Using a combination of biochemical and genetic approaches, Dr. Darnell’s lab is asking basic questions about what allows these antitumor and autoimmune responses to develop: What goes right and wrong? How does the immune system recognize these neuronal proteins as foreign in tumor cells, and why does this response turn into an attack on nerve cells in only some patients? Why do some patients react to such protein-expressing tumors while others do not?
Dr. Darnell’s lab has shown that the immune systems of PND patients thwart tumors with what begins as a classical antiviral response: The patients’ T cells produce antibodies and T cells that recognize the neuronal antigens found within their tumors. They also discovered that apoptotic tumor cells serve as potent instigators of this immune response in PND patients, and are developing cancer vaccines for use in small-scale clinical trials performed at The Rockefeller University Hospital to mimic PND tumor immunity. The scientists have also harnessed the identification of tumor-killing T cells in PND patients to transform normal T cells into ones that can recognize and kill breast and ovarian tumors. Recent studies are following up the discovery by investigating ways in which PND tumors may try to evade immune destruction by altering the classical antiviral T cell response into an unusual and less potent response.
The lab is also interested in what the PND antigens are — what is their normal role in neurons, and why do tumors induce their expression? These questions have led Dr. Darnell’s lab to explore the function of neuron-specific RNA-binding proteins in neuronal biology and in disease, including the PND antigens Hu and Nova, and the related protein FMRP — the protein mutated in fragile X mental retardation. Recently, the lab has developed a general technique called high throughput sequencing–cross linking immunoprecipitation, or HITS-CLIP, to create genome-wide maps of where RNA-binding proteins bind to RNA in living tissue. HITS-CLIP, together with analysis of knockout mice and bioinformatics, has been able to predict and validate rules governing alternative splicing and polyadenylation in vivo. The lab has extended their approach to develop functional insight into how RNA regulation, including that mediated by FMRP and microRNAs, functions in isolation and in combination within living cells. This work has been applied to the study of human disease and to physiology with a new focus emanating from a series of findings relating Nova RNA regulation to the balance of neuronal inhibition and excitation, motor neuron function in the spinal cord as well as the formation of the neuromuscular junction, the culprit behind Lou Gehrig’s disease.

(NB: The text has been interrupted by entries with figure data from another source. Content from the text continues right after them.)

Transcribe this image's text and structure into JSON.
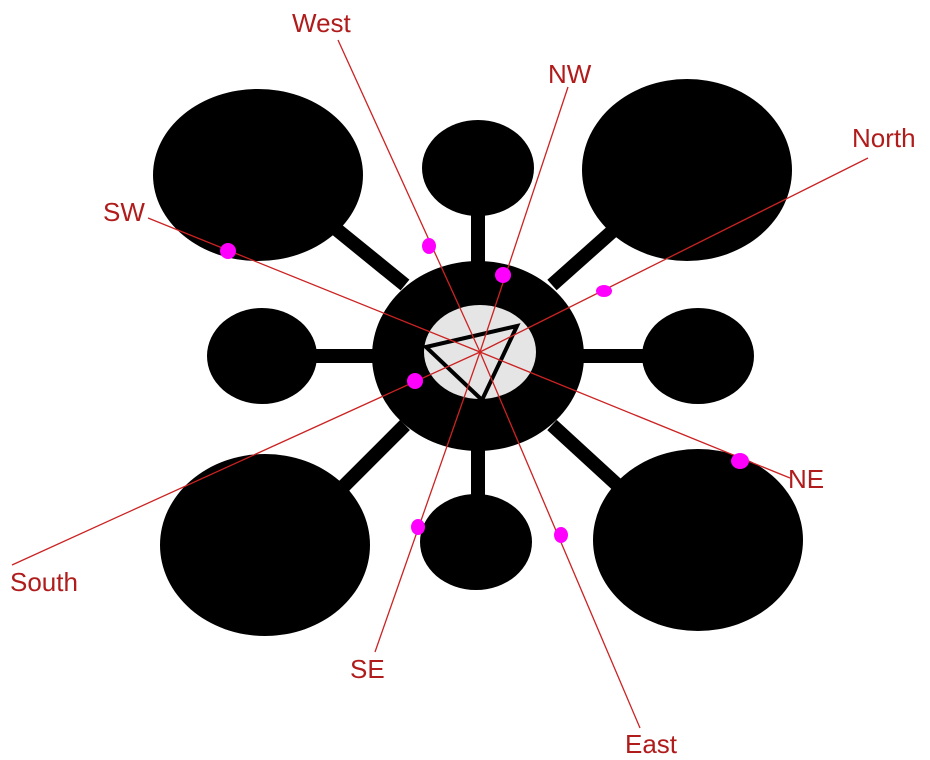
{
  "colors": {
    "shape_fill": "#000000",
    "center_fill": "#e5e5e5",
    "ray_color": "#cc2222",
    "label_color": "#b01c1c",
    "marker_color": "#ff00ff"
  },
  "labels": {
    "north": "North",
    "nw": "NW",
    "west": "West",
    "sw": "SW",
    "south": "South",
    "se": "SE",
    "east": "East",
    "ne": "NE"
  }
}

The work could lead to the identification of new relationships between the regulation of RNA complexity in the nucleus and the complexity of the cell itself.
CAREER
Dr. Darnell received his undergraduate degree in biology and chemistry from Columbia University in 1979 and earned his M.D. and Ph.D. in 1985 from Washington University School of Medicine in St. Louis, where he specialized in molecular biology. Dr. Darnell trained in internal medicine at Mount Sinai School of Medicine and in neurology at Weill Cornell Medical College, where he was chief neurology resident from 1989 to 1990. In 1990 he began clinical work as a clinical assistant neurologist at Memorial Sloan-Kettering Cancer Center, where he continues to teach as an attending neurologist. He has also remained associate faculty of Weill Cornell in neurology and neuroscience. Dr. Darnell joined Rockefeller University in 1992 as assistant professor and associate physician at The Rockefeller University Hospital. He was named associate professor in 1997 and professor and senior physician in 2000. In 2002 Dr. Darnell was appointed investigator at the Howard Hughes Medical Institute and named Heilbrunn Professor at Rockefeller.
Dr. Darnell’s awards include the Burroughs Wellcome Fund Clinical Scientist Award in Translational Research in 2000, the Derek Denny-Brown Young Neurological Scholar Award in 1998 and the Irma T. Hirschl Trust Career Scientist Award in 1996.